Lister Hill National Center for Biomedical Communications, U.S. National Library of Medicine, National Institutes of Health, Bethesda, MD, USA.
Sci Data. 2023 Jan 4;10(1):8. doi: 10.1038/s41597-022-01920-3.
Though exponentially growing health-related literature has been made available to a broad audience online, the language of scientific articles can be difficult for the general public to understand. Therefore, adapting this expert-level language into plain language versions is necessary for the public to reliably comprehend the vast health-related literature. Deep Learning algorithms for automatic adaptation are a possible solution; however, gold standard datasets are needed for proper evaluation. Proposed datasets thus far consist of either pairs of comparable professional- and general public-facing documents or pairs of semantically similar sentences mined from such documents. This leads to a trade-off between imperfect alignments and small test sets. To address this issue, we created the Plain Language Adaptation of Biomedical Abstracts dataset. This dataset is the first manually adapted dataset that is both document- and sentence-aligned. The dataset contains 750 adapted abstracts, totaling 7643 sentence pairs. Along with describing the dataset, we benchmark automatic adaptation on the dataset with state-of-the-art Deep Learning approaches, setting baselines for future research.

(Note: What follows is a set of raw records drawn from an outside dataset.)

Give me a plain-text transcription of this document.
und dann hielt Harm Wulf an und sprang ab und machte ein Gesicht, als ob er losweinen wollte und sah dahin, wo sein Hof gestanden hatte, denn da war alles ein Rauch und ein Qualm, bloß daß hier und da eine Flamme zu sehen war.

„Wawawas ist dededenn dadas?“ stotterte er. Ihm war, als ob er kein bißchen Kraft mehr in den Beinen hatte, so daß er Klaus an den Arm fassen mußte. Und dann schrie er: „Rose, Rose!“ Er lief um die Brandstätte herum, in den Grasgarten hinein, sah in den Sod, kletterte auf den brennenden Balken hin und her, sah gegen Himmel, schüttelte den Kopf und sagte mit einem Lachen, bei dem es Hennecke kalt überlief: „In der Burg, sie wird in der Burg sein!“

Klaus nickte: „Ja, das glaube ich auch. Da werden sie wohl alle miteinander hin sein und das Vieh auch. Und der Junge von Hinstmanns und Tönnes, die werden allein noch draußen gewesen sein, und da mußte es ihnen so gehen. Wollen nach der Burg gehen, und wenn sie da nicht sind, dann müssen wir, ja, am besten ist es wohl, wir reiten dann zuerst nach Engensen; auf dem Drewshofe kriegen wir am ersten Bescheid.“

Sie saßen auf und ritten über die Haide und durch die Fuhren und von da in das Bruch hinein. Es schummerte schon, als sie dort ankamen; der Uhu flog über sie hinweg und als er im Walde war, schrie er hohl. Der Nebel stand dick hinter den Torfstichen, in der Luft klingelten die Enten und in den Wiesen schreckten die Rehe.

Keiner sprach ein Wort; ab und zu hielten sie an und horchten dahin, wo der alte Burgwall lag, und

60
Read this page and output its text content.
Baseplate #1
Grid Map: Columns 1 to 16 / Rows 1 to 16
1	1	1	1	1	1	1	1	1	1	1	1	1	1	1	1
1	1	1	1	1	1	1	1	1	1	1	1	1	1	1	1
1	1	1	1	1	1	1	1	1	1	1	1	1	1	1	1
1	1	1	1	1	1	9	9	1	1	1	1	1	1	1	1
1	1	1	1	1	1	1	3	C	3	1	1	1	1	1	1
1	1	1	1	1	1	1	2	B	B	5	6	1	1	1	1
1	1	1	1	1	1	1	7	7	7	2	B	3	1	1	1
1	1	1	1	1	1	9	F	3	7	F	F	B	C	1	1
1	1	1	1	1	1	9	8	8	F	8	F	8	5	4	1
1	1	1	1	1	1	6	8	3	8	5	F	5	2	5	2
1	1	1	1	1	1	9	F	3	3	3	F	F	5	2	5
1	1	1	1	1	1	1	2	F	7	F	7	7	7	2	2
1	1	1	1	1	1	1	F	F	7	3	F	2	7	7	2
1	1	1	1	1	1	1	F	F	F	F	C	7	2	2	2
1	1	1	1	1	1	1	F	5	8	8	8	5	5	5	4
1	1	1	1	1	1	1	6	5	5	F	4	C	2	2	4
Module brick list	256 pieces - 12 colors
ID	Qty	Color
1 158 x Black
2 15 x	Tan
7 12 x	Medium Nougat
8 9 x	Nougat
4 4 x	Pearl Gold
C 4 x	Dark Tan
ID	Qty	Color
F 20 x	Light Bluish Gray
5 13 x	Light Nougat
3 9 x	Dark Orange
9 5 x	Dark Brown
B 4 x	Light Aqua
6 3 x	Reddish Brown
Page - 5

尽管在线上提供了大量与健康相关的文献,但医学文章的语言对于普通大众来说可能难以理解。因此,将这种专家级语言改编成通俗易懂的版本对于公众可靠地理解大量的健康相关文献是必要的。自动适应的深度学习算法是一种可能的解决方案;然而,需要黄金标准数据集进行适当的评估。迄今为止提出的数据集要么是可比的专业和面向公众的文档对,要么是从这些文档中挖掘的语义相似的句子对。这导致了不完美的对齐和小的测试集之间的权衡。为了解决这个问题,我们创建了生物医学摘要的自然语言处理数据集。这个数据集是第一个手动适应的数据集,它同时进行文档和句子对齐。该数据集包含 750 篇改编摘要,共计 7643 个句子对。除了描述数据集之外,我们还使用最先进的深度学习方法在数据集上进行了自动适应的基准测试,为未来的研究设定了基线。